Vecmathlib.jl

Vectorizable elemental math functions for Julia
Author eschnett
Popularity
5 Stars
Updated Last
3 Years Ago
Started In
November 2014

Vecmathlib.jl

Vectorizable elemental math functions for Julia

Vecmathlib provides efficient, accurate, tunable, and most importantly vectorizable math functions such as sqrt, sin, or atan.

Current State

This repository contains currently only a proof-of-concept implementation, with code for the exp and log functions and a benchmarking harness. Most ideas are taken from https://bitbucket.org/eschnett/vecmathlib, which is a C++ implementation.

Benchmark results

TL;DR: The exp function in this library is about twice as fast as Julia's standard implementation for SIMD-vectorized 64-bit floating-point operations.
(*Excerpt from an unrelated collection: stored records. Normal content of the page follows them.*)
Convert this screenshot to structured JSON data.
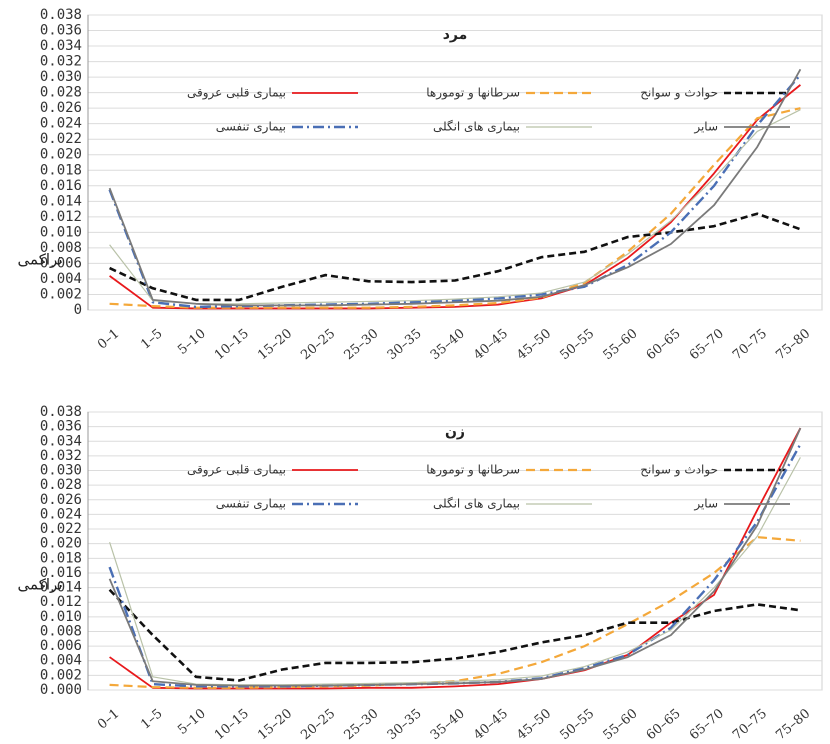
{
  "chart_data": [
    {
      "type": "line",
      "title": "مرد",
      "y_label": "تراکمی",
      "categories": [
        "0–1",
        "1–5",
        "5–10",
        "10–15",
        "15–20",
        "20–25",
        "25–30",
        "30–35",
        "35–40",
        "40–45",
        "45–50",
        "50–55",
        "55–60",
        "60–65",
        "65–70",
        "70–75",
        "75–80"
      ],
      "ylim": [
        0,
        0.038
      ],
      "yticks": [
        0,
        0.002,
        0.004,
        0.006,
        0.008,
        {
          "value": 0.01,
          "label": "0.010"
        },
        0.012,
        0.014,
        0.016,
        0.018,
        {
          "value": 0.02,
          "label": "0.020"
        },
        0.022,
        0.024,
        0.026,
        0.028,
        {
          "value": 0.03,
          "label": "0.030"
        },
        0.032,
        0.034,
        0.036,
        0.038
      ],
      "grid": true,
      "series": [
        {
          "name": "بیماری قلبی عروقی",
          "color": "#e8191c",
          "style": "solid",
          "values": [
            0.0044,
            0.0003,
            0.0002,
            0.0002,
            0.0002,
            0.0002,
            0.0002,
            0.0003,
            0.0004,
            0.0007,
            0.0015,
            0.0032,
            0.0067,
            0.0113,
            0.0176,
            0.0245,
            0.029
          ]
        },
        {
          "name": "سرطانها و تومورها",
          "color": "#f4a83a",
          "style": "dash",
          "values": [
            0.0008,
            0.0005,
            0.0003,
            0.0003,
            0.0003,
            0.0003,
            0.0003,
            0.0004,
            0.0006,
            0.0009,
            0.0016,
            0.0035,
            0.0075,
            0.0124,
            0.0187,
            0.0247,
            0.026
          ]
        },
        {
          "name": "حوادث و سوانح",
          "color": "#111111",
          "style": "bigdash",
          "values": [
            0.0054,
            0.0028,
            0.0013,
            0.0013,
            0.003,
            0.0045,
            0.0037,
            0.0036,
            0.0038,
            0.005,
            0.0068,
            0.0075,
            0.0094,
            0.01,
            0.0108,
            0.0124,
            0.0104
          ]
        },
        {
          "name": "بیماری تنفسی",
          "color": "#4a6fb5",
          "style": "dashdot",
          "values": [
            0.0155,
            0.001,
            0.0004,
            0.0005,
            0.0006,
            0.0007,
            0.0008,
            0.001,
            0.0012,
            0.0015,
            0.002,
            0.003,
            0.0058,
            0.01,
            0.016,
            0.0238,
            0.0303
          ]
        },
        {
          "name": "بیماری های انگلی",
          "color": "#b9c2a8",
          "style": "thin",
          "values": [
            0.0084,
            0.0012,
            0.0008,
            0.0008,
            0.0009,
            0.001,
            0.0011,
            0.0012,
            0.0014,
            0.0017,
            0.0022,
            0.0036,
            0.0072,
            0.0115,
            0.017,
            0.023,
            0.0258
          ]
        },
        {
          "name": "سایر",
          "color": "#7a7a7a",
          "style": "solid",
          "values": [
            0.0157,
            0.0013,
            0.0008,
            0.0006,
            0.0006,
            0.0006,
            0.0007,
            0.0008,
            0.001,
            0.0012,
            0.0017,
            0.0032,
            0.0055,
            0.0085,
            0.0135,
            0.021,
            0.031
          ]
        }
      ]
    },
    {
      "type": "line",
      "title": "زن",
      "y_label": "تراکمی",
      "categories": [
        "0–1",
        "1–5",
        "5–10",
        "10–15",
        "15–20",
        "20–25",
        "25–30",
        "30–35",
        "35–40",
        "40–45",
        "45–50",
        "50–55",
        "55–60",
        "60–65",
        "65–70",
        "70–75",
        "75–80"
      ],
      "ylim": [
        0,
        0.038
      ],
      "yticks": [
        {
          "value": 0,
          "label": "0.000"
        },
        0.002,
        0.004,
        0.006,
        0.008,
        {
          "value": 0.01,
          "label": "0.010"
        },
        0.012,
        0.014,
        0.016,
        0.018,
        {
          "value": 0.02,
          "label": "0.020"
        },
        0.022,
        0.024,
        0.026,
        0.028,
        {
          "value": 0.03,
          "label": "0.030"
        },
        0.032,
        0.034,
        0.036,
        0.038
      ],
      "grid": true,
      "series": [
        {
          "name": "بیماری قلبی عروقی",
          "color": "#e8191c",
          "style": "solid",
          "values": [
            0.0045,
            0.0003,
            0.0002,
            0.0002,
            0.0002,
            0.0002,
            0.0003,
            0.0003,
            0.0005,
            0.0008,
            0.0015,
            0.0027,
            0.0048,
            0.0092,
            0.013,
            0.0246,
            0.0358
          ]
        },
        {
          "name": "سرطانها و تومورها",
          "color": "#f4a83a",
          "style": "dash",
          "values": [
            0.0007,
            0.0004,
            0.0003,
            0.0003,
            0.0004,
            0.0005,
            0.0006,
            0.0009,
            0.0012,
            0.0022,
            0.0038,
            0.006,
            0.009,
            0.0122,
            0.016,
            0.0209,
            0.0204
          ]
        },
        {
          "name": "حوادث و سوانح",
          "color": "#111111",
          "style": "bigdash",
          "values": [
            0.0137,
            0.0075,
            0.0018,
            0.0013,
            0.0028,
            0.0037,
            0.0037,
            0.0038,
            0.0043,
            0.0052,
            0.0065,
            0.0075,
            0.0092,
            0.0092,
            0.0108,
            0.0117,
            0.0109
          ]
        },
        {
          "name": "بیماری تنفسی",
          "color": "#4a6fb5",
          "style": "dashdot",
          "values": [
            0.0168,
            0.0008,
            0.0005,
            0.0005,
            0.0005,
            0.0006,
            0.0007,
            0.0008,
            0.0009,
            0.0011,
            0.0016,
            0.003,
            0.0048,
            0.0085,
            0.015,
            0.023,
            0.0336
          ]
        },
        {
          "name": "بیماری های انگلی",
          "color": "#b9c2a8",
          "style": "thin",
          "values": [
            0.0202,
            0.0018,
            0.0008,
            0.0007,
            0.0007,
            0.0008,
            0.0009,
            0.001,
            0.0012,
            0.0014,
            0.0019,
            0.0032,
            0.0052,
            0.0082,
            0.014,
            0.021,
            0.0318
          ]
        },
        {
          "name": "سایر",
          "color": "#7a7a7a",
          "style": "solid",
          "values": [
            0.0152,
            0.0012,
            0.0007,
            0.0006,
            0.0006,
            0.0006,
            0.0007,
            0.0008,
            0.0009,
            0.0011,
            0.0015,
            0.0028,
            0.0045,
            0.0075,
            0.0135,
            0.0225,
            0.0358
          ]
        }
      ]
    }
  ]
}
Below are benchmark results from a MacBook Pro 2.7 GHz Intel Core i7 (with AVX instructions). The benchmarks ran on a single core, which thus likely ran at a higher frequency than 2.7 GHz. The system was otherwise only lightly used.

Benchmarking paramters were ni=1000, i.e. 1000 iterations for an inner SIMD-parallelized loop, and nj=1000*1000, i.e. 1e6 iterations of this loop. These numbers ensure that all benchmarking data live in the level 1 data cache. The benchmarking harness performs additional operations to ensure that these iterations are not optimized away (see the source code).

All times are in ns (nanoseconds, 1e-9 seconds, smaller is better), per single amortized function call. That is, this benchmark does not measure how fast a single call is -- it measures how fast it is to make many calls in a tight for loop.

Operation Float32 [ns] Float64 [ns]
no-op 0.15 0.27
add 0.17 0.31
mul 0.17 0.31
          |              |

exp2 | 6.83 | 7.93 vexp2 | 1.08 | 3.39 (yeppp exp2 | ? | *2.07) | | log2 | 12.37 | 16.29 vlog2 | 6.42 | 10.90

"no-op" performs no operation and measures the overhead of the benchmarking overhead. "add" and "mul" perform a floating-point addition and multiplication, respectively. "exp2" is the standard Julia exp2 function, "vexp2" is the vectorizable implementation provided by this library.

The "yeppp" value is an estimate for the performance of the Yeppp library http://www.yeppp.info/ according to its documentation, which lists 5.6 cycles per call for this CPU architecture http://www.yeppp.info/home/yeppp-performance-numbers/. The main difference in implementation seems to be that Yeppp aggressively unrolls the SIMD loop, something that Julia/LLVM doesn't do here. (Is there an @unroll macro for Julia?)

As a sanity check, we can compare these numbers to the theoretical peak performance of this CPU. With AVX instructions, it should execute 4 add and 4 multiply 64-bit operations per cycle, i.e. a single add or multiply should take 0.09 us plus benchmarking overhead. This is approximately what we see here. In fact, we measure even a higher performance, likely because the benchmark payload can be executed in parallel (superscalar) with the benchmarking harness. That is an unavoidable measurement error, unless we were to add significantly more complexity.

Plans

Things that could/should be done:

  • Calculate coefficients with Julia
  • Offer (compile-time) options to choose accuracy, inf/nan/subnormal handling, etc.